В Греции, Риме, Египте историческая жизнь почти не прерывалась. Гибли и они в свой срок. «И зарастали дворцы их колючими растениями, крапивой и репейником – твердыни их; и были они жилищем шакалов, пристанищем страусов; и звери пустыни встречались в них с дикими кошками, и демоны перекликались друг с другом»[3]. Но мешало ли это возникновению среди развалин новых царств?

Не то было в Иудее.

В мире нет страны с более сложным и кровавым прошлым. В списках древних царств нет, кажется, царства, не предавшего Иудею легендарным бедствиям. Но в Ветхом Завете Иудея все же была частью исторического мира. В Новом она стала такою пустошью, засеянной костями, что могла сравниться лишь с Полем Мертвых в страшном сне Иезекииля. Ее необозримые развалины ужаснули самого Адриана. Что Навуходоносор перед Титом или Адрианом! Навуходоносор «пахал Сион». Тит «выше стен» загромоздил его трупами. Приближение его было приближением воинства Сатанаила. Тучи сгустились, спустились над храмом Соломона, и, в гробовом молчании, сами собой распахнулись бронзовые двери его, выпуская воинство Иеговы. «Мы уходим!» – сказал Иудее неведомый голос. А при Адриане внезапно распалась гробница Давида, и «волки и гиены с воем появились на улицах пустынного Иерусалима». То был знак близкого возмездия за последнее отчаянное восстание иудеев, перебивших на Кипре около трехсот тысяч язычников, в ветхозаветной ярости пожиравших мясо убитых, сдиравших с них кожу на одежды… И чудовищно было это возмездие!
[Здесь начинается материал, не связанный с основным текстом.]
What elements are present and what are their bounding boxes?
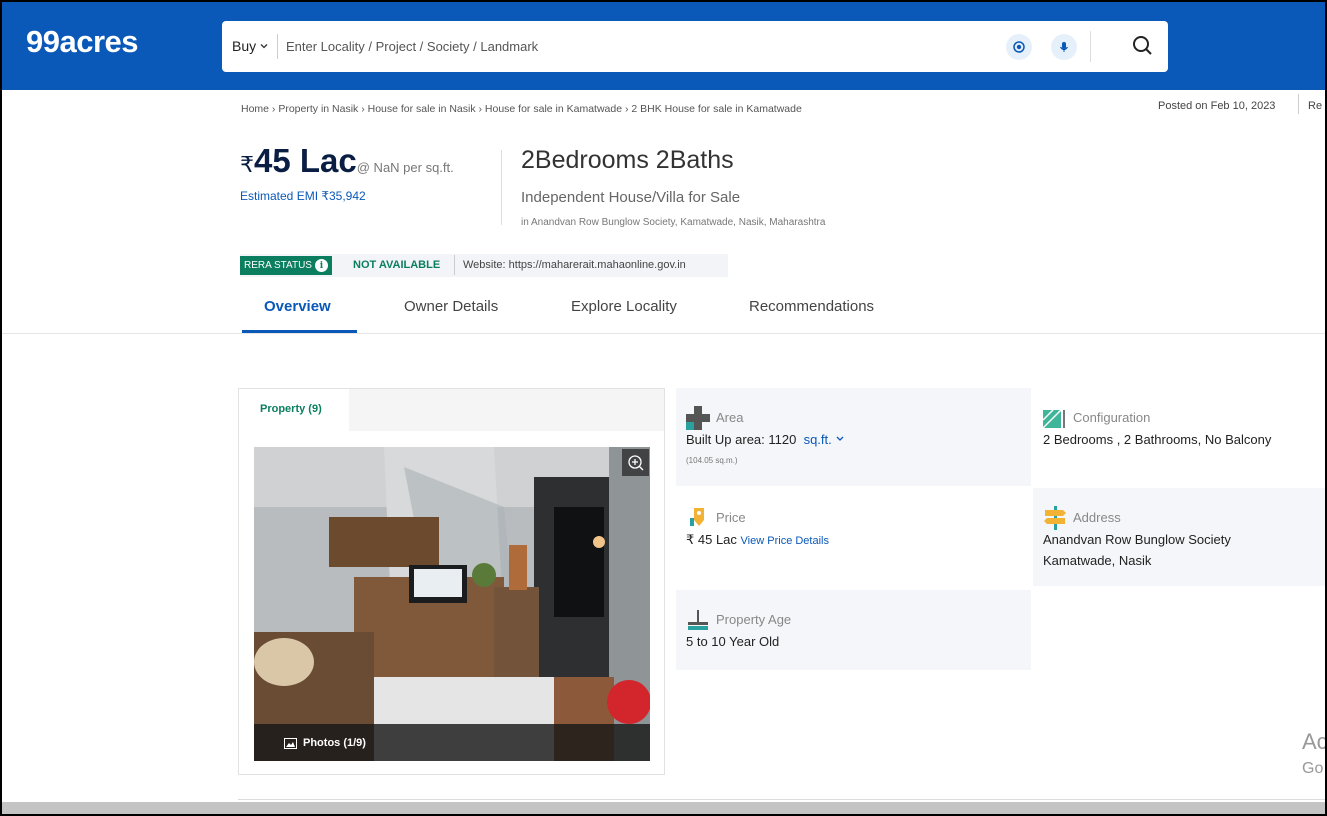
price-label: Price	[716, 510, 746, 525]
property-age-value: 5 to 10 Year Old	[686, 634, 780, 649]
search-input[interactable]	[286, 31, 986, 61]
price-heading: ₹45 Lac@ NaN per sq.ft.	[240, 142, 454, 180]
configuration-cell: Configuration 2 Bedrooms , 2 Bathrooms, …	[1033, 388, 1325, 486]
photo-count: Photos (1/9)	[284, 737, 366, 749]
view-price-details-link[interactable]: View Price Details	[741, 535, 829, 547]
tab-overview[interactable]: Overview	[264, 298, 331, 315]
buy-dropdown[interactable]: Buy	[232, 38, 269, 54]
area-icon	[686, 406, 710, 430]
property-photo[interactable]: Photos (1/9)	[254, 447, 650, 761]
tab-owner-details[interactable]: Owner Details	[404, 298, 498, 315]
address-label: Address	[1073, 510, 1121, 525]
breadcrumb[interactable]: Home › Property in Nasik › House for sal…	[241, 103, 802, 115]
area-unit-dropdown[interactable]: sq.ft.	[804, 432, 832, 447]
location-icon[interactable]	[1006, 34, 1032, 60]
photo-image	[254, 447, 650, 761]
property-title: 2Bedrooms 2Baths	[521, 146, 734, 174]
chevron-down-icon	[260, 44, 268, 49]
image-icon	[284, 737, 297, 749]
search-icon[interactable]	[1130, 33, 1156, 59]
rera-status-badge: RERA STATUS i	[240, 256, 332, 275]
property-age-cell: Property Age 5 to 10 Year Old	[676, 590, 1031, 670]
building-age-icon	[688, 610, 708, 630]
divider	[501, 150, 502, 225]
address-cell: Address Anandvan Row Bunglow Society Kam…	[1033, 488, 1325, 586]
page-frame: 99acres Buy Home › Property in Nasik › H…	[0, 0, 1327, 816]
rera-label: RERA STATUS	[244, 260, 312, 271]
divider	[1298, 94, 1299, 114]
ad-text-partial: Ac	[1302, 729, 1327, 754]
tab-recommendations[interactable]: Recommendations	[749, 298, 874, 315]
price-cell: Price ₹ 45 Lac View Price Details	[676, 488, 1031, 586]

Оно было исполнением пророчеств. Да замрет в Иудее «голос торжества и голос веселия, голос жениха и голос невесты»[4]. Да не останется камня на камне от великого, стократ погибавшего в крови и пламени Города Мира. Ибо на долгий, долгий срок земля его, вся пропитанная кровью, должна была стать «терном и волчцами»[5].

Жить обычной жизнью после всего того страшного, что совершилось над ней, Иудея не могла. Долгий отдых нужен был ей. Пусть исчезнет с лица ее всякая память о прошлом. Пусть истлеют несметные кости, покроются маком могилы. Пусть почиет она в тысячелетнем забвении, возвратится ко дням патриархов…

И она возвратилась.

1908 г.

Пустыня дьявола

I

«Глас вопиющего в пустыне: приготовьте путь Господу, прямыми сделайте стези Ему…»[6]

Глядя с крыш Иерусалима на каменистые окрестности – чаще всего на восток, на пустыню Иудейскую, – каждый раз вспоминаю я эти слова, – пролог величайшей из земных трагедий.